WHETHER OR NOT YOU PLAN TO ATTEND THE MEETING IN PERSON, PLEASE READ THE
ENCLOSED PROXY STATEMENT AND COMPLETE, SIGN, DATE, AND RETURN THE ENCLOSED PROXY
IN THE ENVELOPE PROVIDED.
<PAGE>   3
 
                              VANSTAR CORPORATION
 
                                PROXY STATEMENT
                                      FOR
                         ANNUAL MEETING OF STOCKHOLDERS
                        TO BE HELD ON SEPTEMBER 9, 1998
 
                                  INTRODUCTION
 
                                    GENERAL
 
     This Proxy Statement is being furnished to the stockholders of Vanstar
Corporation, a Delaware corporation ("Vanstar" or the "Company"), in connection
with the solicitation of proxies by the Company's Board of Directors (the
"Board") from holders of the outstanding shares of the Company's common stock,
$.001 par value ("Common Stock"), for use at the Annual Meeting of Stockholders
of the Company to be held on Wednesday, September 9, 1998, at 9:00 a.m., local
time, at the Ritz-Carlton Buckhead Hotel, 3434 Peachtree Road, N.E., Atlanta,
Georgia, and at any adjournments thereof (the "Meeting"). The Meeting is being
held to consider and vote upon (1) the election of eight directors to serve
until the Company's Annual Meeting of Stockholders in 1999 and until their
successors are duly elected and qualified, (2) an amendment (the "Option Plan
Amendment") to the Company's 1996 Stock Option/Stock Issuance Plan, as amended
(the "1996 Option Plan"), which would increase the number of shares of Common
Stock subject to grant under the 1996 Option Plan from 3,300,000 to 6,300,000,
and (3) an amendment (the "ESPP Amendment") to the Company's Employee Stock
Purchase Plan (the "ESPP") which would increase the number of shares of Common
Stock subject to grant under the ESPP from 1,000,000 to 2,000,000.
 
     A copy of the Company's Annual Report containing financial statements for
the fiscal year ended April 30, 1998 ("Fiscal Year 1998") is enclosed herewith.

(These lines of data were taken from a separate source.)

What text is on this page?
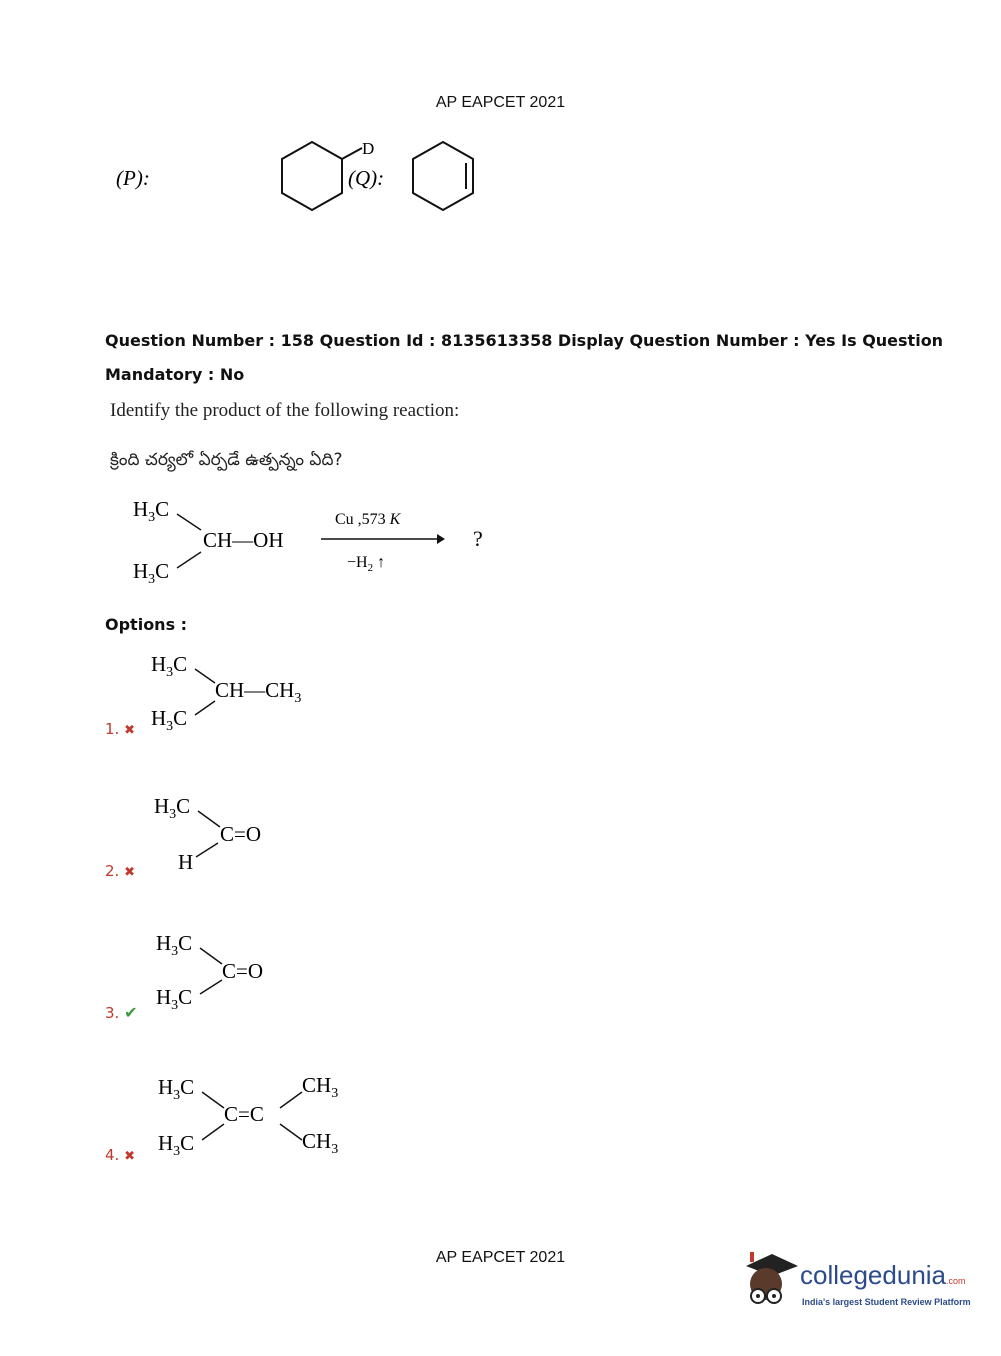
AP EAPCET 2021
(P):
D
(Q):
Question Number : 158 Question Id : 8135613358 Display Question Number : Yes Is Question
Mandatory : No
Identify the product of the following reaction:
క్రింది చర్యలో ఏర్పడే ఉత్పన్నం ఏది?
$H_3C$
$H_3C$
CH—OH
Cu ,573 K
$-H_2$ ↑
?
Options :
1. ✖
$H_3C$
$H_3C$
$CH—CH_3$
2. ✖
$H_3C$
H
C=O
3. ✔
$H_3C$
$H_3C$
C=O
4. ✖
$H_3C$
$H_3C$
C=C
$CH_3$
$CH_3$
AP EAPCET 2021
collegedunia.com
India's largest Student Review Platform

This Proxy Statement is dated August 7, 1998 and is first being mailed to
stockholders on or about August 13, 1998. The mailing address of the Company's
principal executive offices is 1100 Abernathy Road, Building 500, Suite 1200,
Atlanta, Georgia 30328. The Company's telephone number at such offices is (770)
522-4700.
 
                    SOLICITATION AND REVOCABILITY OF PROXIES
 
     All shares represented by duly executed proxies in the form enclosed
herewith that are received in time and not revoked will be voted at the Meeting
as instructed in such proxies. IF NO INSTRUCTIONS ARE GIVEN, THE PERSONS NAMED
IN THE ACCOMPANYING PROXY INTEND TO VOTE "FOR" THE ELECTION OF THE EIGHT
NOMINEES NAMED HEREIN AS DIRECTORS OF THE COMPANY, "FOR" THE OPTION PLAN
AMENDMENT, AND "FOR" THE ESPP AMENDMENT.
 
     A stockholder may revoke a previously executed proxy at any time prior to
its exercise by (1) properly submitting to the Company a duly executed proxy
bearing a later date, (2) giving written notice of revocation to the Secretary
of the Company, or (3) voting in person at the Meeting. All written notices of
revocation or other communications with respect to revocation of proxies should
be addressed as follows: Vanstar Corporation, 1100 Abernathy Road, Building 500,
Suite 1200, Atlanta, Georgia 30328, Attention: H. Christopher Covington,
Secretary.
 
      RECORD DATE, OUTSTANDING VOTING SECURITIES, AND VOTING REQUIREMENTS
 
     The Common Stock is the only outstanding class of voting securities of the
Company. The record date for determining the holders of Common Stock entitled to
vote at the Meeting is the close of business on July 24, 1998 (the "Record
Date"). As of the Record Date, 43,538,822 shares of Common Stock were
outstanding. Each holder of Common Stock on the Record Date is entitled to cast
one vote per share at the Meeting.
 
     Holders of a majority of the shares entitled to vote must be present at the
Meeting, in person or by proxy, so that a quorum will be present for the
transaction of business. The eight nominees receiving the greatest number of
votes cast by the holders of shares of Common Stock represented and entitled to
vote at the
<PAGE>   4
 
Meeting, at which a quorum must be present, will be elected directors of the
Company. With respect to the election of directors, stockholders may (1) vote
"for" all eight nominees, (2) "withold" authority to vote for all nominees, or
(3) withhold authority to vote for any individual nominee or nominees but vote
for all other nominees. Because directors are elected by a plurality of the
votes cast, votes to withhold authority with respect to one or more nominees
will have no effect on the outcome of the election. Similarly, any "broker
nonvotes" (which occur when shares held by brokers or nominees for beneficial
owners are voted on some matters but not on others) would have no effect on the
outcome of the election of directors, although they would be counted as present
for purposes of determining the existence of a quorum.
 
     With respect to the approval of the Option Plan Amendment and the ESPP
Amendment, stockholders may (1) vote "for," (2) vote "against," or (3) "abstain"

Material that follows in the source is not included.